O Relatório que integra a deliberação (aqui integralmente disponível), e que resulta do procedimento de inquérito, refere claramente (ponto 100, pag.24) que Francisco José Marques "fez uma utilização selectiva e descontextualizada "da documentação que apresentou, desprovida de objectividade, e "eivada de propósitos sensacionalistas". Que (ponto 105 e 106) dela fez uma "leitura criteriosamente truncada e interpretação descontextualizada", omitindo "deliberadamente frases inteiras e segmentos de frases" – como o próprio confessa – para levar a "uma interpretação diferente e mesmo diametralmente oposta" ao conteúdo expresso. 

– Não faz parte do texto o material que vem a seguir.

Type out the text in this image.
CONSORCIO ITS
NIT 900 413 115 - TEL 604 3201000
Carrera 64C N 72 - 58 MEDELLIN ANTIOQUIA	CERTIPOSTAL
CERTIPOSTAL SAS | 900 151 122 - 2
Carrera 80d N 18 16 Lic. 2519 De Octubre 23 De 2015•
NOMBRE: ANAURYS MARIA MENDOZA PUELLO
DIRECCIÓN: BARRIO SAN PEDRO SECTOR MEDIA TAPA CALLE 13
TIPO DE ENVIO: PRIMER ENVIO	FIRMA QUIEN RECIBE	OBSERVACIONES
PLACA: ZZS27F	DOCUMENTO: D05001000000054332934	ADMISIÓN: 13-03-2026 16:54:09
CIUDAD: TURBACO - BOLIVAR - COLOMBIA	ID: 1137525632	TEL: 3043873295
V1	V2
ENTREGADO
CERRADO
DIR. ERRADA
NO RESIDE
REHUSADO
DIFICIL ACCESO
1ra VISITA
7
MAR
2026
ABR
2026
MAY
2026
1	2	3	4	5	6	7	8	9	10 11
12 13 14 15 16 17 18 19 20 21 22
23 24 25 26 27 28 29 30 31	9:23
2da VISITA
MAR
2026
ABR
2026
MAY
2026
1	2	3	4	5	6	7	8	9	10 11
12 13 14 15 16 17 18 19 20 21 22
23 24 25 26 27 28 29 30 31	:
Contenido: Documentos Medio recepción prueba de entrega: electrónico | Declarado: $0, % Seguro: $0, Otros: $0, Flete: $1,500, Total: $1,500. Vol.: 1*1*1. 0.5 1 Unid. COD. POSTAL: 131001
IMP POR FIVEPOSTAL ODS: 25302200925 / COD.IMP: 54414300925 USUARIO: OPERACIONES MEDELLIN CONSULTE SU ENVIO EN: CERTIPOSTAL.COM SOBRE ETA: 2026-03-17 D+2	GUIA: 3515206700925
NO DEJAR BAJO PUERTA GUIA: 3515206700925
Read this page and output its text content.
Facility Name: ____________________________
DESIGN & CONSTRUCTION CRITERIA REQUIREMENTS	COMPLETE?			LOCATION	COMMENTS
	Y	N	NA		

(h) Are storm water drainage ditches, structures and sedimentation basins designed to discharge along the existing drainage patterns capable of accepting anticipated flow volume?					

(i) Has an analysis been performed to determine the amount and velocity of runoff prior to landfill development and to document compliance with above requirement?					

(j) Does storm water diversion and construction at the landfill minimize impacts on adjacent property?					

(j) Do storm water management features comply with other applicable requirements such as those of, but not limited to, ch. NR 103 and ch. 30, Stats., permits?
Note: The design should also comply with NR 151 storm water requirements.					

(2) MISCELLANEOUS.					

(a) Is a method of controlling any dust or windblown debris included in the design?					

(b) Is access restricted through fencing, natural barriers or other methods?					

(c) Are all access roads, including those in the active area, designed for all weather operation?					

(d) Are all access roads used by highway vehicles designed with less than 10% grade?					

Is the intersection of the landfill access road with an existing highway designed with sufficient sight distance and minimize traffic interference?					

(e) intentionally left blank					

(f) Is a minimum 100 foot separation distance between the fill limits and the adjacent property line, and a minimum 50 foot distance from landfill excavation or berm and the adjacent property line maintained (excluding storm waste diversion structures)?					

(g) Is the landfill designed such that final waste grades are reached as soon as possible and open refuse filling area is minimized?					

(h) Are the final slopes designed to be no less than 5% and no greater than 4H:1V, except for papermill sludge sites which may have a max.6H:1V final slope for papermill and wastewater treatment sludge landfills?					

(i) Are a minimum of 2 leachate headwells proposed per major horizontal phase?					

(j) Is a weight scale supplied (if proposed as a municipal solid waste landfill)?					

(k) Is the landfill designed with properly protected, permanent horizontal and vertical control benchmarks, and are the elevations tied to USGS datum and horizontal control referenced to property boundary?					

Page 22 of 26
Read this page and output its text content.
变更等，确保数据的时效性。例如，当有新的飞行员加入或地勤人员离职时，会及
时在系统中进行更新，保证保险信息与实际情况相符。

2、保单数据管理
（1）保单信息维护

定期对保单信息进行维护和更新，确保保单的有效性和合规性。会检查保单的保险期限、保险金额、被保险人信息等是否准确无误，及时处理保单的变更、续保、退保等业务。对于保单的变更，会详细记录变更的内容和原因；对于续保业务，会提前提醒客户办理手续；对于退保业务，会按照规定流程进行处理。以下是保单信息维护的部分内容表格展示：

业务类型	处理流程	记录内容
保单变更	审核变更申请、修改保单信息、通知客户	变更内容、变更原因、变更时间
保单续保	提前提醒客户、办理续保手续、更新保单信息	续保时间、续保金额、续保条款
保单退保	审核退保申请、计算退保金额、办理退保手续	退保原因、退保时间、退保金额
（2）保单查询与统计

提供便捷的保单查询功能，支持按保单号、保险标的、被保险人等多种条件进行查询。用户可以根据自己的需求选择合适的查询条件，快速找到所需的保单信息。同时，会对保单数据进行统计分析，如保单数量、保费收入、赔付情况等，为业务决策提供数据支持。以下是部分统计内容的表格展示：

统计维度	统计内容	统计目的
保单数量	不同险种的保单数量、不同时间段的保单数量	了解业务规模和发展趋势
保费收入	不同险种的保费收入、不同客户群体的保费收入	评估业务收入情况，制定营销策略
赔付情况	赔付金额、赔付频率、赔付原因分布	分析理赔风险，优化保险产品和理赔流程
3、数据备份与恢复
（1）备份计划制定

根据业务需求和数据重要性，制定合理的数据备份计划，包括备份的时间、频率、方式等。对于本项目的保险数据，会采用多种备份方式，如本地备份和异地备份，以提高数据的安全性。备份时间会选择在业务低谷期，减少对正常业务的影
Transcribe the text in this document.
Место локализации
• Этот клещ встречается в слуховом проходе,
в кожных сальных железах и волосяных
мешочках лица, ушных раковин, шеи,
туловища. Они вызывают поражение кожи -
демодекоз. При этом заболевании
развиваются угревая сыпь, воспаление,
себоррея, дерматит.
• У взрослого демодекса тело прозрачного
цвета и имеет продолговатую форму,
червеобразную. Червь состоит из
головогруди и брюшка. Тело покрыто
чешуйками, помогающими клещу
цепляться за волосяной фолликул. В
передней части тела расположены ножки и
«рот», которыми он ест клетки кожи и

As conclusões do Relatório não deixam dúvidas:

  • Devassa de comunicações (ou de supostas comunicações) privadas, cujo teor e sentido foi ... deliberadamente distorcido, por forma a servir uma narrativa pré-concebida, traduzida num conjunto de afirmações, insinuações e acusações de enorme gravidade, e da qual se encontrava arredado qualquer propósito sério de informar (ou de salvaguarda de uma denominada “verdade desportiva”). (ponto 108);
  • Busca de sensacionalismo concretizada ... por via de uma prática folhetinesca assente na divulgação reiterada, parcial e seriada de documentação privada, acompanhada da promessa de “novas revelações”, e que, através de interpretação não neutra, introduz uma sua leitura interpretativa, junto dos telespectadores, susceptível de insinuação criminal. (ponto 112);
  • Inobservância de um assinalável espectro de deveres aplicáveis à prática jornalística (ponto 113), com o fim de acarretar evidente (e porventura irreparável) afectação do bom nome e reputação da Queixosa, junto da comunidade desportiva em geral e dos adeptos e simpatizantes da instituição SL Benfica em particular, e, porventura, dos seus patrocinadores e outros parceiros institucionais.(ponto 114). 

Tudo isto é dito e escrito por um instituto do Estado de Direito, pelo regulador da Comunicação Social, a actividade tida por pilar do regime democrático. E é tudo isto que a mesma comunicação social olimpicamente despreza e ignora. Como se nada se tivesse passado, e tudo tivesse de seguir para bingo...

Mas, e ainda mais surpreendente, é também sobre tudo isto que a própria comunicação do Benfica passa, como se tivesse mais alguma coisa à mão na única esfera da defesa ao seu alcance. É como, depois de ter desperdiçado todas as pequenas oportunidades de golo, falhar escandalosamente a mais flagrante de todas, de baliza aberta. Imperdoável!

Não há grandes dúvidas, como de resto a própria ERC sinaliza, que abunda matéria a reclamar Justiça. Mas, se agora nada foi feito para resgatar publicamente a honra e o bom nome do Benfica, não será daqui a não sei quantos anos que isso irá acontecer. Com mais ou menos indemnizações, que nunca indemnizarão nada.